Kołobrzeg ma już gotowy budżet na 2017 rok. Wczoraj nad jego projektem debatowali miejscy radni
Głosowanie nad budżetem zakończyło się już po zamknięciu tego wydania „Głosu”. Ale wielu zmian nie należało się spodziewać. W projekcie uchwały budżetowej dla Kołobrzegu na rok 2017 dochody oszacowano na 240 mln 924 tys. zł. Planowane wydatki są o 13 mln wyższe i wynoszą dokładnie 253.984.160,81 zł. Budżet zaplanowano więc z deficytem w kwocie prawie 13 mln 600 tys. zł. Ale dziura budżetowa nie martwi zbytnio radnych opozycji. W 2016 było podobnie i większe wpływy m.in. z opłaty uzdrowiskowej zdołały ją załatać. Mimo to we wtorek, gdy z nimi rozmawialiśmy, skłaniali się bardziej do głosowania przeciw budżetowi w tej postaci. Dlaczego?
- Niepokojące jest, że tylko 18,5 mln złotych przeznaczono na inwestycje. Jeżeli odejmiemy dofinansowanie unijne, zostanie niewiele ponad 10. Nie jest to więc budżet prorozwojowy - mówiła radna Wioletta Dymecka z klubu „Porozumienie dla Kołobrzegu Wioletty Dymeckiej”. Radna wylicza dalej: - Miasto ściąga za to dywidendy ze spółek miejskich, którym mieszkańcy płacą m.in. za gaz. Jest to okrężną drogą wyciąganie pieniędzy od mieszkańców. Jest mało pieniędzy na prace planistyczne nad Planami Zagospodarowania Przestrzennego. Ich brak utrudnia i dezorganizuje funkcjonowanie miasta. Są za duże pieniądze na promocję. Są też za wysokie koszty gospodarki odpadami. Cieszy nas jedynie, że utrzymano darmowe przejazdy autobusami Komunikacji Miejskiej dla dzieci, młodzieży i osób niepełnosprawnych, darmowe toalety i molo.
Jak wygląda więc budżet na 2017? Miasto „zarobi” m.in. na podatku dochodowym od osób fizycznych (udział w podatku wpłacanym do budżetu państwa, ponad 41,5 mln zł) i podatku od nieruchomości (32 mln zł).

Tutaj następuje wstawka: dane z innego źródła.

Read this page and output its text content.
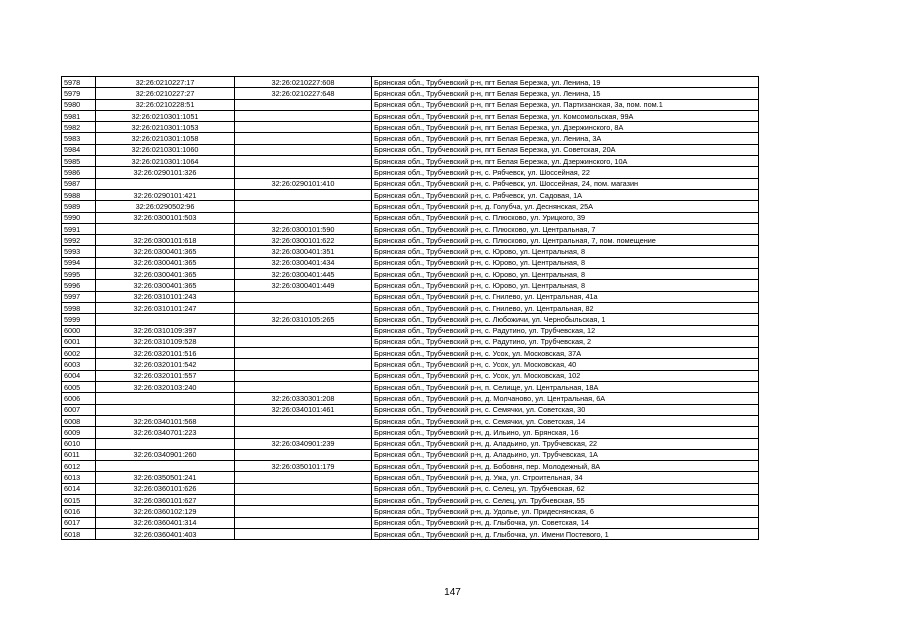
5978	32:26:0210227:17	32:26:0210227:608	Брянская обл., Трубчевский р-н, пгт Белая Березка, ул. Ленина, 19
5979	32:26:0210227:27	32:26:0210227:648	Брянская обл., Трубчевский р-н, пгт Белая Березка, ул. Ленина, 15
5980	32:26:0210228:51		Брянская обл., Трубчевский р-н, пгт Белая Березка, ул. Партизанская, 3а, пом. пом.1
5981	32:26:0210301:1051		Брянская обл., Трубчевский р-н, пгт Белая Березка, ул. Комсомольская, 99А
5982	32:26:0210301:1053		Брянская обл., Трубчевский р-н, пгт Белая Березка, ул. Дзержинского, 8А
5983	32:26:0210301:1058		Брянская обл., Трубчевский р-н, пгт Белая Березка, ул. Ленина, 3А
5984	32:26:0210301:1060		Брянская обл., Трубчевский р-н, пгт Белая Березка, ул. Советская, 20А
5985	32:26:0210301:1064		Брянская обл., Трубчевский р-н, пгт Белая Березка, ул. Дзержинского, 10А
5986	32:26:0290101:326		Брянская обл., Трубчевский р-н, с. Рябчевск, ул. Шоссейная, 22
5987		32:26:0290101:410	Брянская обл., Трубчевский р-н, с. Рябчевск, ул. Шоссейная, 24, пом. магазин
5988	32:26:0290101:421		Брянская обл., Трубчевский р-н, с. Рябчевск, ул. Садовая, 1А
5989	32:26:0290502:96		Брянская обл., Трубчевский р-н, д. Голубча, ул. Деснянская, 25А
5990	32:26:0300101:503		Брянская обл., Трубчевский р-н, с. Плюсково, ул. Урицкого, 39
5991		32:26:0300101:590	Брянская обл., Трубчевский р-н, с. Плюсково, ул. Центральная, 7
5992	32:26:0300101:618	32:26:0300101:622	Брянская обл., Трубчевский р-н, с. Плюсково, ул. Центральная, 7, пом. помещение
5993	32:26:0300401:365	32:26:0300401:351	Брянская обл., Трубчевский р-н, с. Юрово, ул. Центральная, 8
5994	32:26:0300401:365	32:26:0300401:434	Брянская обл., Трубчевский р-н, с. Юрово, ул. Центральная, 8
5995	32:26:0300401:365	32:26:0300401:445	Брянская обл., Трубчевский р-н, с. Юрово, ул. Центральная, 8
5996	32:26:0300401:365	32:26:0300401:449	Брянская обл., Трубчевский р-н, с. Юрово, ул. Центральная, 8
5997	32:26:0310101:243		Брянская обл., Трубчевский р-н, с. Гнилево, ул. Центральная, 41а
5998	32:26:0310101:247		Брянская обл., Трубчевский р-н, с. Гнилево, ул. Центральная, 82
5999		32:26:0310105:265	Брянская обл., Трубчевский р-н, с. Любожичи, ул. Чернобыльская, 1
6000	32:26:0310109:397		Брянская обл., Трубчевский р-н, с. Радутино, ул. Трубчевская, 12
6001	32:26:0310109:528		Брянская обл., Трубчевский р-н, с. Радутино, ул. Трубчевская, 2
6002	32:26:0320101:516		Брянская обл., Трубчевский р-н, с. Усох, ул. Московская, 37А
6003	32:26:0320101:542		Брянская обл., Трубчевский р-н, с. Усох, ул. Московская, 40
6004	32:26:0320101:557		Брянская обл., Трубчевский р-н, с. Усох, ул. Московская, 102
6005	32:26:0320103:240		Брянская обл., Трубчевский р-н, п. Селище, ул. Центральная, 18А
6006		32:26:0330301:208	Брянская обл., Трубчевский р-н, д. Молчаново, ул. Центральная, 6А
6007		32:26:0340101:461	Брянская обл., Трубчевский р-н, с. Семячки, ул. Советская, 30
6008	32:26:0340101:568		Брянская обл., Трубчевский р-н, с. Семячки, ул. Советская, 14
6009	32:26:0340701:223		Брянская обл., Трубчевский р-н, д. Ильино, ул. Брянская, 16
6010		32:26:0340901:239	Брянская обл., Трубчевский р-н, д. Аладьино, ул. Трубчевская, 22
6011	32:26:0340901:260		Брянская обл., Трубчевский р-н, д. Аладьино, ул. Трубчевская, 1А
6012		32:26:0350101:179	Брянская обл., Трубчевский р-н, д. Бобовня, пер. Молодежный, 8А
6013	32:26:0350501:241		Брянская обл., Трубчевский р-н, д. Ужа, ул. Строительная, 34
6014	32:26:0360101:626		Брянская обл., Трубчевский р-н, с. Селец, ул. Трубчевская, 62
6015	32:26:0360101:627		Брянская обл., Трубчевский р-н, с. Селец, ул. Трубчевская, 55
6016	32:26:0360102:129		Брянская обл., Трубчевский р-н, д. Удолье, ул. Придеснянская, 6
6017	32:26:0360401:314		Брянская обл., Трубчевский р-н, д. Глыбочка, ул. Советская, 14
6018	32:26:0360401:403		Брянская обл., Трубчевский р-н, д. Глыбочка, ул. Имени Постевого, 1
147
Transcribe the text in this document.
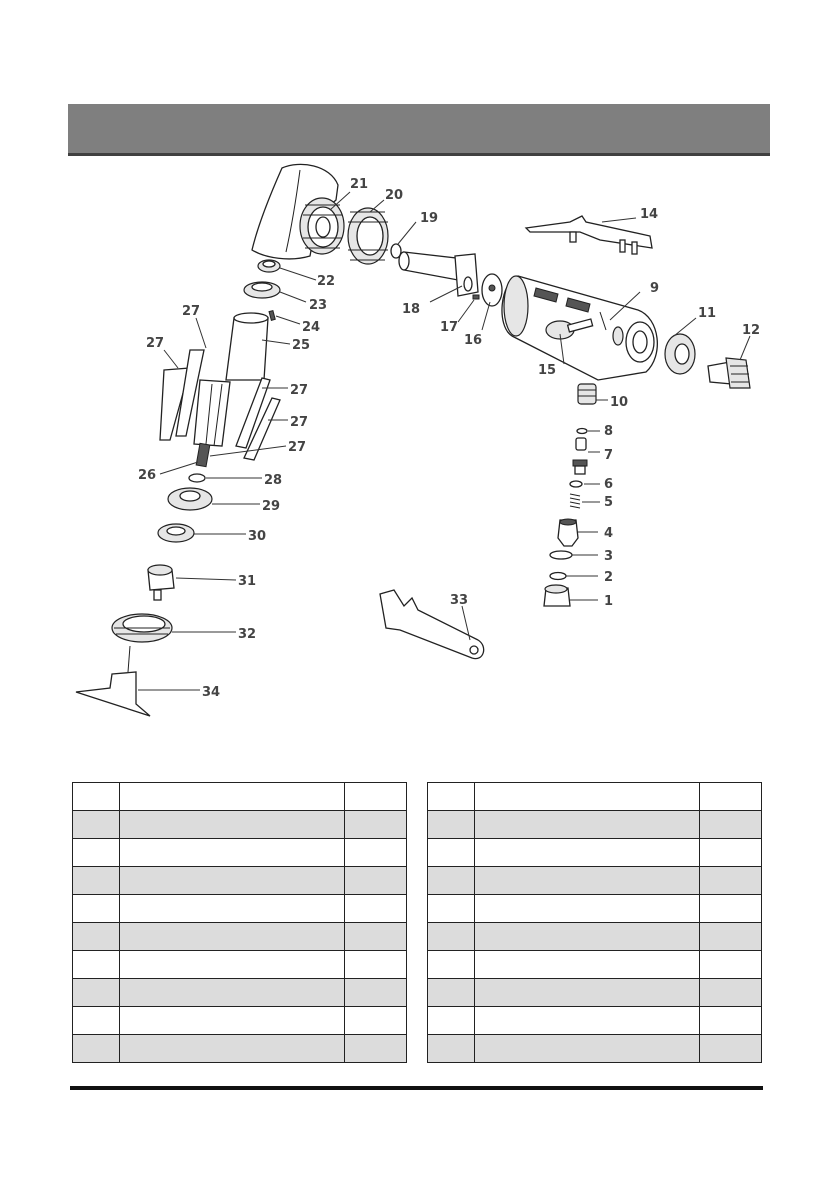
1
2
3
4
5
6
7
8
9
10
11
12
14
15
16
17
18
19
20
21
22
23
24
25
26
27
27
27
27
27
28
29
30
31
32
33
34
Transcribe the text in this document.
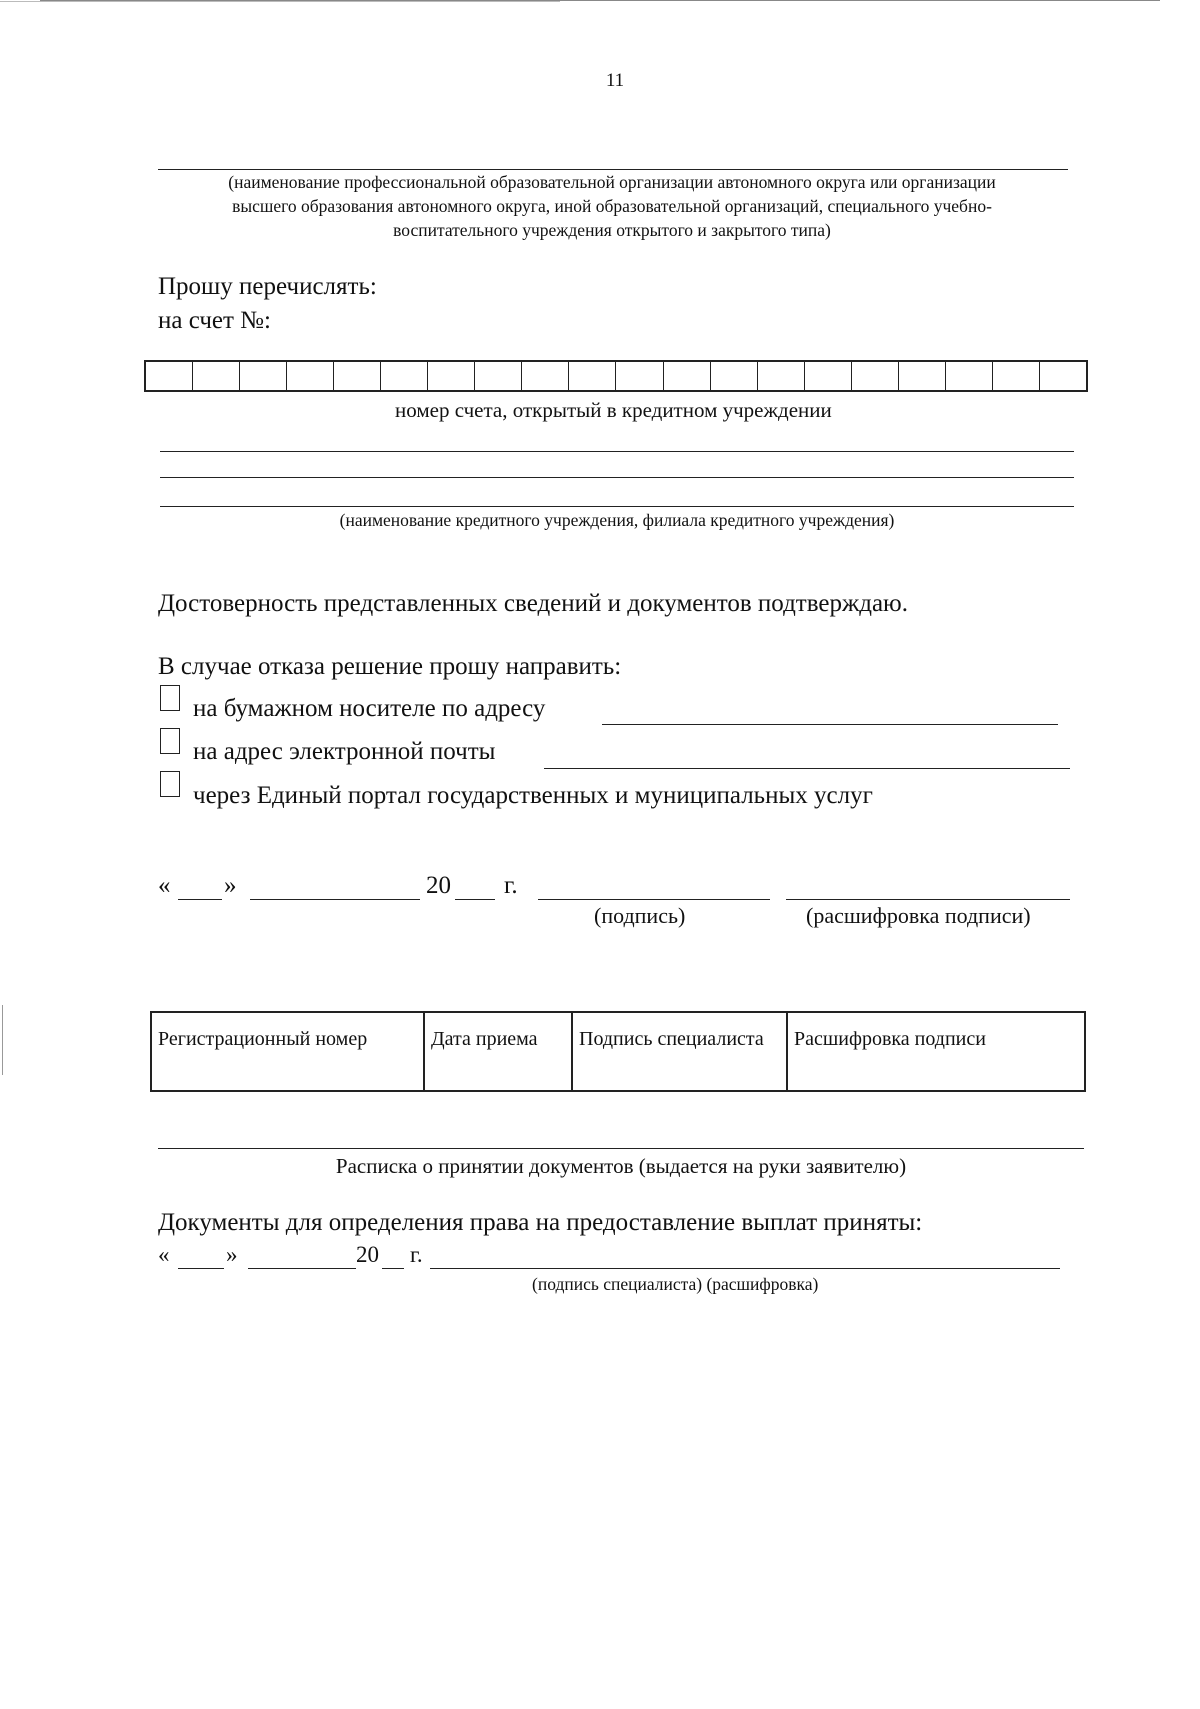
11
(наименование профессиональной образовательной организации автономного округа или организации
высшего образования автономного округа, иной образовательной организаций, специального учебно-
воспитательного учреждения открытого и закрытого типа)
Прошу перечислять:
на счет №:
номер счета, открытый в кредитном учреждении
(наименование кредитного учреждения, филиала кредитного учреждения)
Достоверность представленных сведений и документов подтверждаю.
В случае отказа решение прошу направить:
на бумажном носителе по адресу
на адрес электронной почты
через Единый портал государственных и муниципальных услуг
« »	20 г.
(подпись)	(расшифровка подписи)
Регистрационный номер	Дата приема	Подпись специалиста	Расшифровка подписи
Расписка о принятии документов (выдается на руки заявителю)
Документы для определения права на предоставление выплат приняты:
« »	20 г.
(подпись специалиста) (расшифровка)
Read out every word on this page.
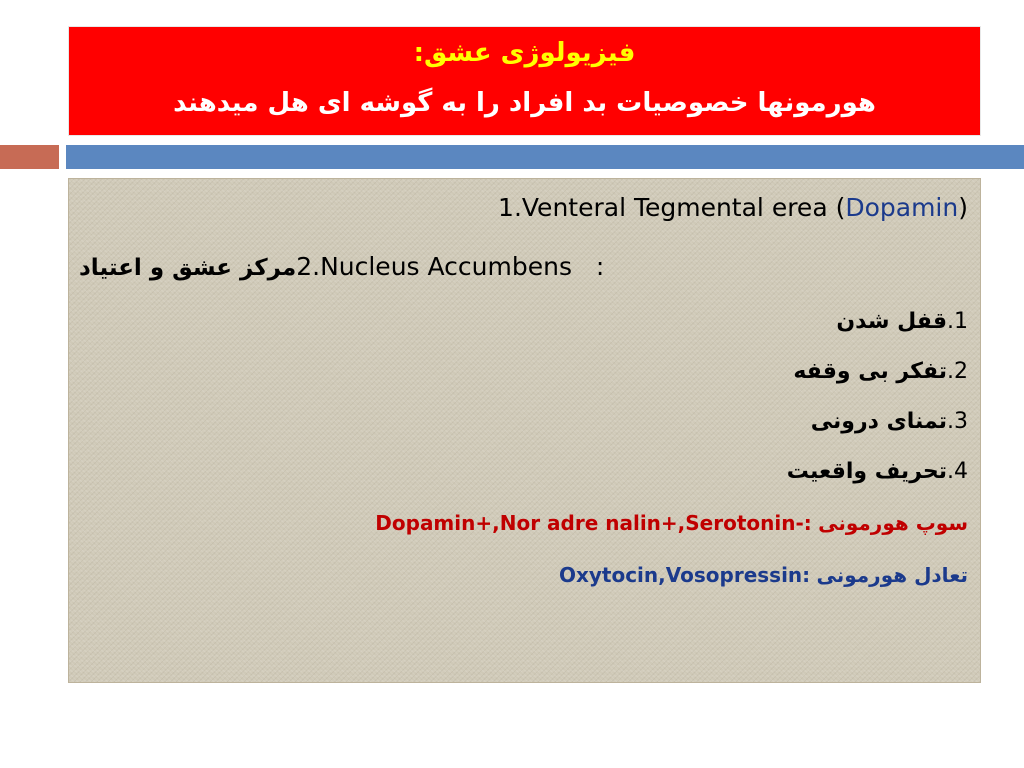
فیزیولوژی عشق:
هورمونها خصوصیات بد افراد را به گوشه ای هل میدهند
1.Venteral Tegmental erea (Dopamin)
مرکز عشق و اعتیاد2.Nucleus Accumbens   :
قفل شدن1.
تفکر بی وقفه2.
تمنای درونی3.
تحریف واقعیت4.
Dopamin+,Nor adre nalin+,Serotonin-: سوپ هورمونی
Oxytocin,Vosopressin: تعادل هورمونی
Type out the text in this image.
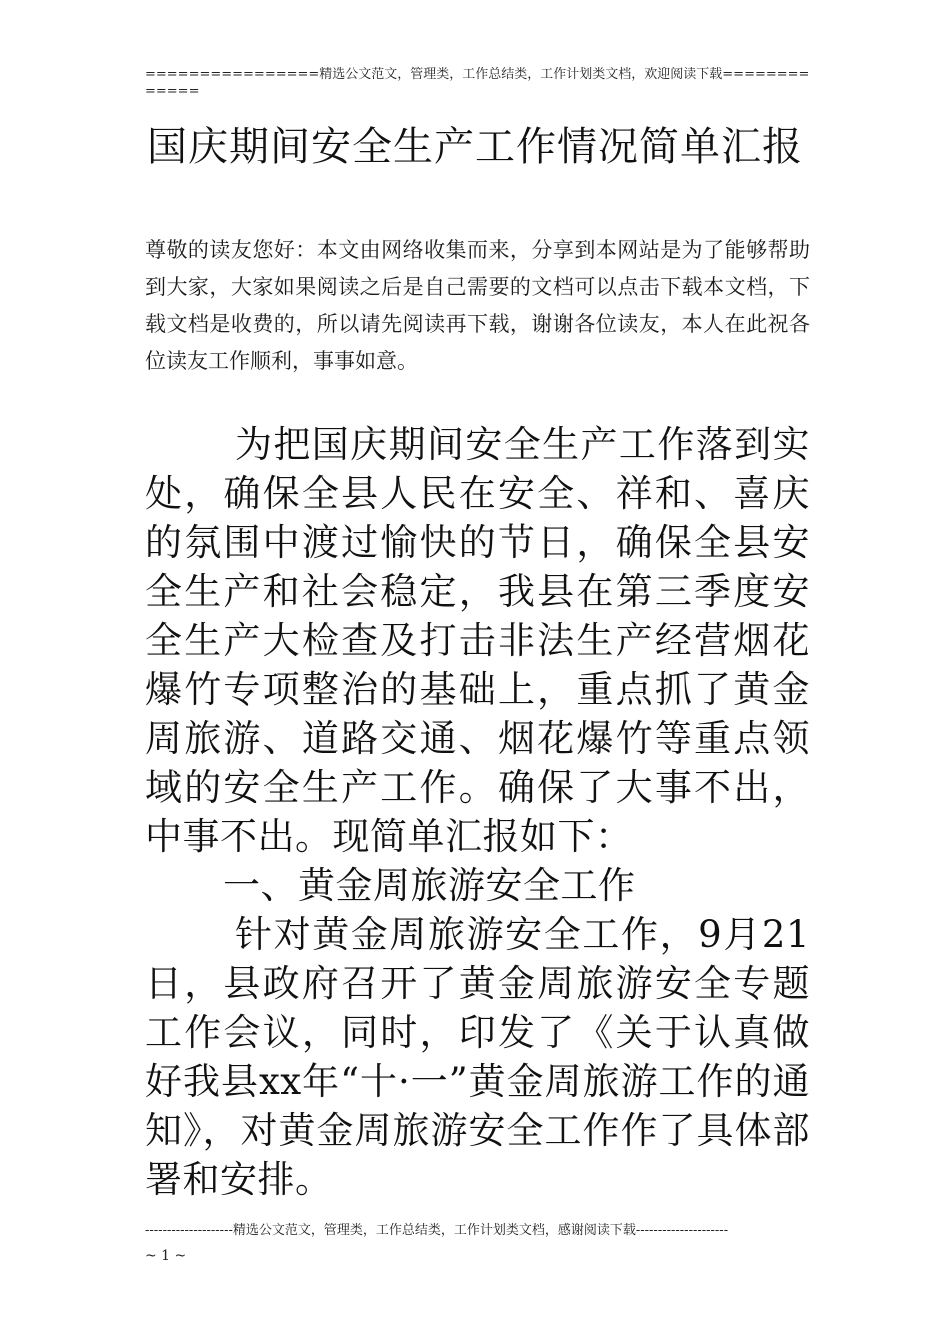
================精选公文范文，管理类，工作总结类，工作计划类文档，欢迎阅读下载=============
国庆期间安全生产工作情况简单汇报
尊敬的读友您好：本文由网络收集而来，分享到本网站是为了能够帮助到大家，大家如果阅读之后是自己需要的文档可以点击下载本文档，下载文档是收费的，所以请先阅读再下载，谢谢各位读友，本人在此祝各位读友工作顺利，事事如意。

为把国庆期间安全生产工作落到实处，确保全县人民在安全、祥和、喜庆的氛围中渡过愉快的节日，确保全县安全生产和社会稳定，我县在第三季度安全生产大检查及打击非法生产经营烟花爆竹专项整治的基础上，重点抓了黄金周旅游、道路交通、烟花爆竹等重点领域的安全生产工作。确保了大事不出，中事不出。现简单汇报如下：

一、黄金周旅游安全工作

针对黄金周旅游安全工作，9月21日，县政府召开了黄金周旅游安全专题工作会议，同时，印发了《关于认真做好我县xx年“十·一”黄金周旅游工作的通知》，对黄金周旅游安全工作作了具体部署和安排。

--------------------精选公文范文，管理类，工作总结类，工作计划类文档，感谢阅读下载---------------------
~ 1 ~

Z opłaty uzdrowiskowej 13 mln. zł, a z opłaty parkingowej 2,5 mln zł. Ze sprzedaży miejskich gruntów miasto ma nadzieję w przyszłym roku zarobić 19,5 mln zł. Z Unii Europejskiej do Kołobrzegu trafi 12 mln zł. Większość zostanie wydana na inwestycje, m.in. na przebudowę ul. Towarowej i Zdrojowej. Miasto jak co roku dostanie subwencję oświatową z budżetu państwa (29 mln zł). Tyle, oczywiście w dużym skrócie, dochody. A na co miasto wyda pieniądze? Oświata i wychowanie pochłonie w przyszłym roku blisko 60 mln zł, pomoc społeczna 13,5 mln zł, a Program Rodzina 500 Plus 17,5 mln zł. Wynagrodzenia urzędników magistratu to kolejne 10,7 mln zł, koszt utrzymania Straży Miejskiej 2 mln zł.